Michele Ellis Pracy, who curated the show, says the works have rarely, if ever, been seen before by the public in either museum exhibitions or gallery presentations during the artist’s lifetime.
As Oliveira got older, he would bequeath various of his works to Joe, Lisa and Gina, his children. As curator, Ellis Pracy got the chance to pick from this private body of work, many of which come directly from the walls of the artist’s children. (One small personal piece usually hangs in his daughter’s bathroom in her Fresno home.) Filling two galleries in the museum, the show puts an emphasis on Oliveira’s monumental works in the first and then smaller, more intimate works — including a drawing he made at the age of 4 1/2 — in the second. I already know I want to learn more about Oliveira’s creative process, which involved, according to the exhibition notes, working like an Abstract Expressionist in terms of applying pigment to the canvas almost at random until an image began to appear. It’s this cross between tangible figurative forms and abstraction that feels fresh and substantial.

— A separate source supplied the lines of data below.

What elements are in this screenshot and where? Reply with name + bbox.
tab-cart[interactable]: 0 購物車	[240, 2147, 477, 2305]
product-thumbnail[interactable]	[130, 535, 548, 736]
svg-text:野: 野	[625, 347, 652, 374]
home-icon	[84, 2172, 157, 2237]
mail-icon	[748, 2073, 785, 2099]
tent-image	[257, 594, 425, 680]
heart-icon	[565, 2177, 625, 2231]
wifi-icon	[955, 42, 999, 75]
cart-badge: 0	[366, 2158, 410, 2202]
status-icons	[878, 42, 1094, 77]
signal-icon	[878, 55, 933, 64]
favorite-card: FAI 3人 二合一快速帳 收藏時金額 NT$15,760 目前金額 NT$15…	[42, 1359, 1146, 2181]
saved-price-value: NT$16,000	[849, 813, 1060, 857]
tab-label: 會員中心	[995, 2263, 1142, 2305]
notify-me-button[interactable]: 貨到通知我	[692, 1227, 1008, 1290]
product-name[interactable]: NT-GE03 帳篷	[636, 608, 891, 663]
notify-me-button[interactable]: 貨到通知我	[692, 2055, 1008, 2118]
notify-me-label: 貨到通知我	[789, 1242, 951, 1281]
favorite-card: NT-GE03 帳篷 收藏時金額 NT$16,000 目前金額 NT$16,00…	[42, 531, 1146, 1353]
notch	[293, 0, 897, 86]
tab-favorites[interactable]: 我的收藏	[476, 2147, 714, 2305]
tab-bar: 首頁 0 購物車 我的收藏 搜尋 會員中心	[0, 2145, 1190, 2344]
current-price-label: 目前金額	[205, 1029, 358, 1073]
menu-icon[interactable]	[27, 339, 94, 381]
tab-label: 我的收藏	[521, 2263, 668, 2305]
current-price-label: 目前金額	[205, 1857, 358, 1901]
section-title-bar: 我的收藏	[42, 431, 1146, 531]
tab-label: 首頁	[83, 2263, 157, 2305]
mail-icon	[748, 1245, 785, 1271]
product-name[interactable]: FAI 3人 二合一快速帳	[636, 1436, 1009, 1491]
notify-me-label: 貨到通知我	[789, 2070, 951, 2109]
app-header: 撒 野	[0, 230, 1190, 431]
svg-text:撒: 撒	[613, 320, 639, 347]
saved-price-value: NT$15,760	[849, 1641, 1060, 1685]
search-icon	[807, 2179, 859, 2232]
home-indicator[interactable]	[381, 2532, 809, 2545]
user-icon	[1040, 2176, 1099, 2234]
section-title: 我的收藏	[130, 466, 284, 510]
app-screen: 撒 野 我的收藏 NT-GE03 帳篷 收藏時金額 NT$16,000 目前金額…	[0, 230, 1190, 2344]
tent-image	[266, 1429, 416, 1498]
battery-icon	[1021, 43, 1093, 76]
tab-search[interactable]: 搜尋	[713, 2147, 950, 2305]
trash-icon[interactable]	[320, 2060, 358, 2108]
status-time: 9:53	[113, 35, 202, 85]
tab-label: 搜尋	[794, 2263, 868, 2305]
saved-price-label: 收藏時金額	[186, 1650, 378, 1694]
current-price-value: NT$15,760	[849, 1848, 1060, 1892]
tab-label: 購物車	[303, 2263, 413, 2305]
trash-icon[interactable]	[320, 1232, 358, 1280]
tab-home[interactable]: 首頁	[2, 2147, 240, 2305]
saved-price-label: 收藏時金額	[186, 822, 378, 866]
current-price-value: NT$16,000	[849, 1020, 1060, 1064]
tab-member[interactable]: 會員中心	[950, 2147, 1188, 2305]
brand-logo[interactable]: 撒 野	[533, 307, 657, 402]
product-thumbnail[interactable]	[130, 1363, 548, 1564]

The exhibition includes examples of Oliveira’s haunting “red paintings,” done in the last year of his life.
A reception for the new exhibitions was held Friday, and the shows officially opened to the public today (Feb. 11). The museum is open Saturday and Sunday this weekend (9 a.m.-4 p.m.). Regular hours are noon-4 p.m. Thursdays & Fridays, and 9 a.m.-4 p.m. Saturdays & Sundays.
A programming note: A lecture by Arthur Dyson planned for 4 p.m. Saturday, Feb. 11, has been postponed.